Oh, the poor, misunderstood Brunswick Development Corporation.
How dare people blame this group, when all they’ve done is to dole out cash, create jobs and reimagine the town of Brunswick in the aftermath of the base closure?
Who else was going to step up and get job-creating projects done without the risk-taking derring-do of the BDC?
Well, who indeed? Do banks not lend anymore? They’re getting it from the Federal Reserve at 0.25 percent. They can’t make a business loan at 5 percent to someone with bonafide business credentials? If not, maybe it’s because the project is likely to end up a loser. Or there’s not enough benefit. Or the market disagrees.
That’s what happened with the purchase of The Times Record building — a decision benefiting this newspaper that was an awful one nonetheless, costing $2 million, solving no blight, creating not a single job except for a day or two of demolition. Heck, even the Brunswick School Department took a flyer on that one — and we know how well they assess their buildings.
And that’s not even the worst example of the queer pecuniaries of quasi-municipal development in Brunswick.
Next we have Councilor Benet Pols asking the BDC to pay to raze an abandoned home near his to increase his property value. The proposal was rejected because it didn’t fit “the BDC criteria” — not because a sitting councilor was asking for financial favors from his peers.
Are we seeing the problem yet? Projects that “benefit the public” also tend to benefit a few select players — some of whom just happen to have ties to the Town Council or who actually sit on the Town Council — and there’s nothing to prevent it from happening again, nor has there been an open willingness to change it.
We fretted on this page last week that development benefiting private, for-profit entities is increasingly being funded by taxpayers. We put the BDC in this category.
TIFs, secret deals, grants from government agencies … there’s almost no reason for a businessperson to put up cash anymore when you have a group like the BDC saying, “Here, have $247,000. Create four jobs or pay us back” (Hint: A company that can’t make four jobs out of a quarter million dollars is not paying you back).
We’re told this is not public money. Defenders say since projects are being funded with the proceeds from earlier BDC deals, these are no longer public funds.
Bull. The BDC would not exist without seed money directly from public tax collections that were then parlayed into a fund. If anything, Brunswick taxpayers are owed annuity payments as a dividend for their initial investment.
Meanwhile, BDC projects go off with hardly any public scrutiny or input, since the vast majority of these negotiations take place in BDC executive sessions.
This should sound painfully familiar. Over in Bath, officials believe executive session legally shields their deliberations from dumb-minded citizens as they throw around millions in publicly-generated funds.
The BDC has brokered some excellent deals. It acted as go-between for the Coastal Enterprises purchase that will bring 55 great jobs here, and swapped a crumbling school with Bowdoin College for a new three-story town office. It helped Gelato Fiasco and Cool as a Moose expand. The BDC does improve the town’s economy — even net of some of the really, really bad deals it has done.

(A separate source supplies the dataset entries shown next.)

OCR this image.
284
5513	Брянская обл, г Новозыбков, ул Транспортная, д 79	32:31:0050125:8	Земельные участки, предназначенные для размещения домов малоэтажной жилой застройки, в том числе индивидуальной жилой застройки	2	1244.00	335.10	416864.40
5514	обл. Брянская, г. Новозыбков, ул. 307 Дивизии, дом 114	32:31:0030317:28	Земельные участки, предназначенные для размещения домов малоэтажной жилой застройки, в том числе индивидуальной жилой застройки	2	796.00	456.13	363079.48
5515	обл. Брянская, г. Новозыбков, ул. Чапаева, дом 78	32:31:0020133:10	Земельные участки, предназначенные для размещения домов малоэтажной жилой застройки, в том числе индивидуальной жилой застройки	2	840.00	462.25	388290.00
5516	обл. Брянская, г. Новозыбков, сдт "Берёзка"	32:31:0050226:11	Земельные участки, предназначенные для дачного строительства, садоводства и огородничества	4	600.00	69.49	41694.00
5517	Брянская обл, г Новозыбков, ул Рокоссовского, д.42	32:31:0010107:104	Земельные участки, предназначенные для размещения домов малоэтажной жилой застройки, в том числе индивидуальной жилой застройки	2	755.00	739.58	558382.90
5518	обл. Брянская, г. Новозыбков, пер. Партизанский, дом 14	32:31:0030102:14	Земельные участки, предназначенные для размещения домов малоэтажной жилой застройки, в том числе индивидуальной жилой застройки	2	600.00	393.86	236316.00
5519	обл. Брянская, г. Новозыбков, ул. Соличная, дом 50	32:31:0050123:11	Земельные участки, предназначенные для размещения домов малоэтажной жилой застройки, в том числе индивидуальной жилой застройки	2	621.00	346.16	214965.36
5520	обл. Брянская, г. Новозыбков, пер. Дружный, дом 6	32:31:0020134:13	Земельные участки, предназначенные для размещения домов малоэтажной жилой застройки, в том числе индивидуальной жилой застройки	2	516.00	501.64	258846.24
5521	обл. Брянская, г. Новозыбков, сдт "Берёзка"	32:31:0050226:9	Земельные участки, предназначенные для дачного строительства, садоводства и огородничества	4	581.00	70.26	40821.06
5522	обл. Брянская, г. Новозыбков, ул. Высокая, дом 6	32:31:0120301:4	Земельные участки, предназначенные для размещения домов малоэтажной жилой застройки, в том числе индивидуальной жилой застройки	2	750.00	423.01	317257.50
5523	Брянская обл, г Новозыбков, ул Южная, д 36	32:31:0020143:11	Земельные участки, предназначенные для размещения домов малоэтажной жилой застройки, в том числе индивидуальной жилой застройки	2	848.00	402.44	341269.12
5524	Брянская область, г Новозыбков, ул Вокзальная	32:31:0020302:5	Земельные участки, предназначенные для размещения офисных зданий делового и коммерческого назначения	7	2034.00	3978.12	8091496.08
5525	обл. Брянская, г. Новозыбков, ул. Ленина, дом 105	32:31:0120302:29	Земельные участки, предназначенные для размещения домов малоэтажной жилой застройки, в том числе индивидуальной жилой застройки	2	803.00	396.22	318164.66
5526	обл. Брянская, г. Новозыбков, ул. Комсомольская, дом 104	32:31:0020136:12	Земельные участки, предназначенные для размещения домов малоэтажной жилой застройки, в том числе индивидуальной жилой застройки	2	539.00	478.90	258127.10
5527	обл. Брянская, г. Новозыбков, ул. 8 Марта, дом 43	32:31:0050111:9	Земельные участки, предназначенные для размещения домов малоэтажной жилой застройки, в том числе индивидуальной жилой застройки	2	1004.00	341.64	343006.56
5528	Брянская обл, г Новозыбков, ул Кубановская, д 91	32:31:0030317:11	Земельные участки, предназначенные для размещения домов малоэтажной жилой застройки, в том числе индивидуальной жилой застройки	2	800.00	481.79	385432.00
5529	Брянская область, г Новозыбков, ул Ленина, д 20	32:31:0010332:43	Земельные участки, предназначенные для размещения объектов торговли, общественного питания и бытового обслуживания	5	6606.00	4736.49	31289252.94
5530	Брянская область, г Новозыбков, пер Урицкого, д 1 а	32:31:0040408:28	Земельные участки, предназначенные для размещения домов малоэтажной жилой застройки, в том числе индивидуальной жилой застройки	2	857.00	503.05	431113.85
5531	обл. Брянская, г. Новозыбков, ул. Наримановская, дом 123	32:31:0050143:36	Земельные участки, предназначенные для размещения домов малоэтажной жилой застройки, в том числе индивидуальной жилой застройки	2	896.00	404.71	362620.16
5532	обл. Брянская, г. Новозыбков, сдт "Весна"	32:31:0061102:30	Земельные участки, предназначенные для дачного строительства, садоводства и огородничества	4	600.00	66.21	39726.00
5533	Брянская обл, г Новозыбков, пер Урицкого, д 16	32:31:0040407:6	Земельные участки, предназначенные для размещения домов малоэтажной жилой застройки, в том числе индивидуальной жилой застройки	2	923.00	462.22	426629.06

But the BDC needs to stop the charade it is privately funded or unconnected to town officials. It does its work as an arm of the town, on behalf of the town, often with town officials sitting on its board, some of whom are appointed by the Town Council.
If public entities like the BDC, the city of Bath or any other is going to spend, invest, collect, disburse or vouch for public monies on behalf of private developers, they better have good financial reason for doing so; they better remove, in the Brunswick case, town officials from relevant boards; and they better be able to provide evidence of public benefit.
Otherwise, officials who do public deals with public money outside public scrutiny are just running privately-held slush funds.